Mayan book of lyric poetry

The [Book of the] Songs of Dzitbalché ([El libro de] los cantares de Dzitbalché), originally titled The Book of the Dances of the Ancients, is a Mayan book containing poetry. It is the source of almost all the ancient Mayan lyric poems that have survived, and is closely connected to the Books of Chilam Balam which are sacred books of the colonial Yucatec Maya. The sole surviving copy of the Songs of Dzitbalché was written in alphabetic Mayan in the 18th century.

The author of the book identifies himself as Ah Bam, an elder of the town of Dzitbalché. He appears to say that the book was originally written in 1440. Manuscripts of this era were often copies of copies of copies, meaning scholars have to locate internal evidence for clues to the original date of composition. Many of the poems appear to be much older than the manuscript itself, and contain ancient ceremonial and ritual material. Other poems are songs of love, philosophy, and spirituality. Many of them appear to have had a musical accompaniment.

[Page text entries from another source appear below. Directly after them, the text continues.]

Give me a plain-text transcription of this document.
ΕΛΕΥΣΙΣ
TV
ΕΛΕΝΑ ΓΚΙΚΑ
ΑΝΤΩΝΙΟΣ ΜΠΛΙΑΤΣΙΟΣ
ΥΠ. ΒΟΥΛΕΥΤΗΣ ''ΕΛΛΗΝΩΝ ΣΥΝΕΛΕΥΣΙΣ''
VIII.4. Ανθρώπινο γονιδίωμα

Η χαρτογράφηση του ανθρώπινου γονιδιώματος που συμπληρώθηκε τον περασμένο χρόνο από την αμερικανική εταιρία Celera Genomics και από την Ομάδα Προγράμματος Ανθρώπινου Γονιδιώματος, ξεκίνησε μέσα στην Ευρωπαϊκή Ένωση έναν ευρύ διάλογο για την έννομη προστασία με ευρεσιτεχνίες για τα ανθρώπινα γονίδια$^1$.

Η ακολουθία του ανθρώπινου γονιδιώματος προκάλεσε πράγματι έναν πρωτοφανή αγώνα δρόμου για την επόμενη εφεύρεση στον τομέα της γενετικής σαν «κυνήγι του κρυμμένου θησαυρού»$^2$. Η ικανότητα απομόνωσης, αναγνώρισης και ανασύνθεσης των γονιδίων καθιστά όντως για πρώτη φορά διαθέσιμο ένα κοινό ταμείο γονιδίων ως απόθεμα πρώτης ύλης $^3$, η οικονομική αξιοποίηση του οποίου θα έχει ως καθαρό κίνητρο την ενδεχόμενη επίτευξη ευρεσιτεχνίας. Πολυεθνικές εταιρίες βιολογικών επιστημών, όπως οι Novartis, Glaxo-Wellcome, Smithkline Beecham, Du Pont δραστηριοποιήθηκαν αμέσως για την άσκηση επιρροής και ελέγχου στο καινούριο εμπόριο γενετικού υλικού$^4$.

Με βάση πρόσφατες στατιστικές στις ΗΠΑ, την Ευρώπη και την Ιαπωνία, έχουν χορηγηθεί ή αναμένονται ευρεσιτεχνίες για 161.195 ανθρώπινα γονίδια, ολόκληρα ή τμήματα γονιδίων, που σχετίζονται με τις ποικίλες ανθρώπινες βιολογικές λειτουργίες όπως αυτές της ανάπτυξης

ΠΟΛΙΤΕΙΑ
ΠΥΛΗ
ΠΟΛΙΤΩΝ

The Book of the Dances of the Ancients, its original name, was changed to the current title by its first translator.

==Publication==
The first full Spanish translation was crafted by the Mexican anthropologist and linguist Barrera Vásquez in 1965. In 1982, Munro Edmunson produced an English version, followed by John Curl's online publication in 2005 of selected pieces from the codex. David Bowles, in 2013, composed English-verse translations of all of the songs in his Flower, Song, Dance: Aztec and Mayan Poetry.